Der digitale Tellerrand 02: „Gerda Koepff: Zukunftsweisende Sammlerin von Jugendstilgläsern“

In einer Reihe von Gastbeiträgen stellen wir zukünftig spannende Themen und Projekte von Daten- und Kooperationspartnern der Deutschen Digitalen Bibliothek vor: Sei es eine neue Art und Weise sich einem spezifischen Bestand oder einer historischen Epoche zu nähern, sei es eine neue virtuelle Ausstellung oder ein besonderes Digitalisierungsvorhaben. Der Gedanke dahinter?

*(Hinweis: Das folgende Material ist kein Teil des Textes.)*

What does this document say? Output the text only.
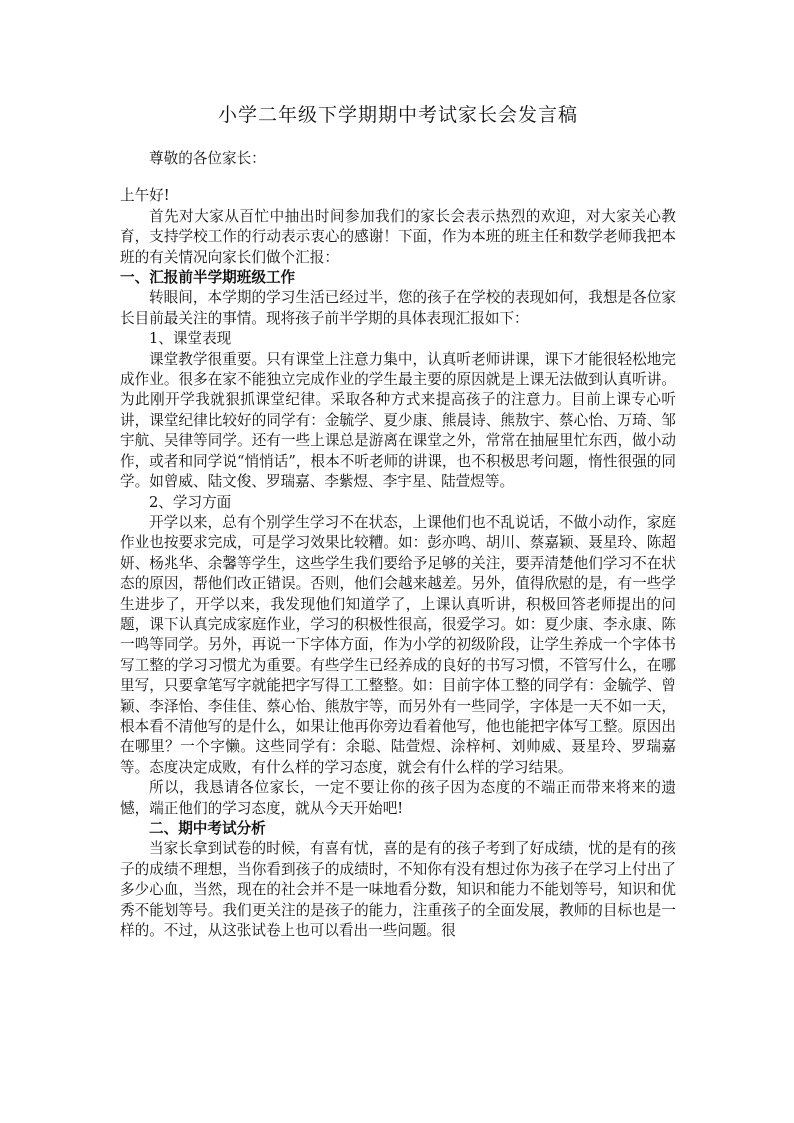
小学二年级下学期期中考试家长会发言稿

尊敬的各位家长：

上午好!

首先对大家从百忙中抽出时间参加我们的家长会表示热烈的欢迎，对大家关心教育，支持学校工作的行动表示衷心的感谢！下面，作为本班的班主任和数学老师我把本班的有关情况向家长们做个汇报：

一、汇报前半学期班级工作

转眼间，本学期的学习生活已经过半，您的孩子在学校的表现如何，我想是各位家长目前最关注的事情。现将孩子前半学期的具体表现汇报如下：

1、课堂表现

课堂教学很重要。只有课堂上注意力集中，认真听老师讲课，课下才能很轻松地完成作业。很多在家不能独立完成作业的学生最主要的原因就是上课无法做到认真听讲。为此刚开学我就狠抓课堂纪律。采取各种方式来提高孩子的注意力。目前上课专心听讲，课堂纪律比较好的同学有：金毓学、夏少康、熊晨诗、熊敖宇、蔡心怡、万琦、邹宇航、吴律等同学。还有一些上课总是游离在课堂之外，常常在抽屉里忙东西，做小动作，或者和同学说“悄悄话”，根本不听老师的讲课，也不积极思考问题，惰性很强的同学。如曾威、陆文俊、罗瑞嘉、李紫煜、李宇星、陆萱煜等。

2、学习方面

开学以来，总有个别学生学习不在状态，上课他们也不乱说话，不做小动作，家庭作业也按要求完成，可是学习效果比较糟。如：彭亦鸣、胡川、蔡嘉颖、聂星玲、陈超妍、杨兆华、余馨等学生，这些学生我们要给予足够的关注，要弄清楚他们学习不在状态的原因，帮他们改正错误。否则，他们会越来越差。另外，值得欣慰的是，有一些学生进步了，开学以来，我发现他们知道学了，上课认真听讲，积极回答老师提出的问题，课下认真完成家庭作业，学习的积极性很高，很爱学习。如：夏少康、李永康、陈一鸣等同学。另外，再说一下字体方面，作为小学的初级阶段，让学生养成一个字体书写工整的学习习惯尤为重要。有些学生已经养成的良好的书写习惯，不管写什么，在哪里写，只要拿笔写字就能把字写得工工整整。如：目前字体工整的同学有：金毓学、曾颖、李泽怡、李佳佳、蔡心怡、熊敖宇等，而另外有一些同学，字体是一天不如一天，根本看不清他写的是什么，如果让他再你旁边看着他写，他也能把字体写工整。原因出在哪里？一个字懒。这些同学有：余聪、陆萱煜、涂梓柯、刘帅威、聂星玲、罗瑞嘉等。态度决定成败，有什么样的学习态度，就会有什么样的学习结果。

所以，我恳请各位家长，一定不要让你的孩子因为态度的不端正而带来将来的遗憾，端正他们的学习态度，就从今天开始吧!

二、期中考试分析

当家长拿到试卷的时候，有喜有忧，喜的是有的孩子考到了好成绩，忧的是有的孩子的成绩不理想，当你看到孩子的成绩时，不知你有没有想过你为孩子在学习上付出了多少心血，当然，现在的社会并不是一味地看分数，知识和能力不能划等号，知识和优秀不能划等号。我们更关注的是孩子的能力，注重孩子的全面发展，教师的目标也是一样的。不过，从这张试卷上也可以看出一些问题。很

Ein Blick über unseren digitalen Tellerrand, an dem wir unsere Leserinnen und Leser gerne teilhaben lassen wollen!

Der heutige (zweite) Gastbeitrag erschien zuerst auf dem Blog der Europeana anlässlich des Themenschwerpunkts „Jugendstil“ und der damit verbundenen virtuellen Ausstellung „Art Nouveau – A Universal Style“: Dr. Dedo von Kerssenbrock-Krosigk stellt uns die innovative Sammlerin Gerda Koepff (1919–2006) vor, deren Vermächtnis von Jugendstilgläsern ein bedeutender Bestandteil der heutigen Museumssammlung des Glasmuseum Hentrich, Düsseldorf, ist.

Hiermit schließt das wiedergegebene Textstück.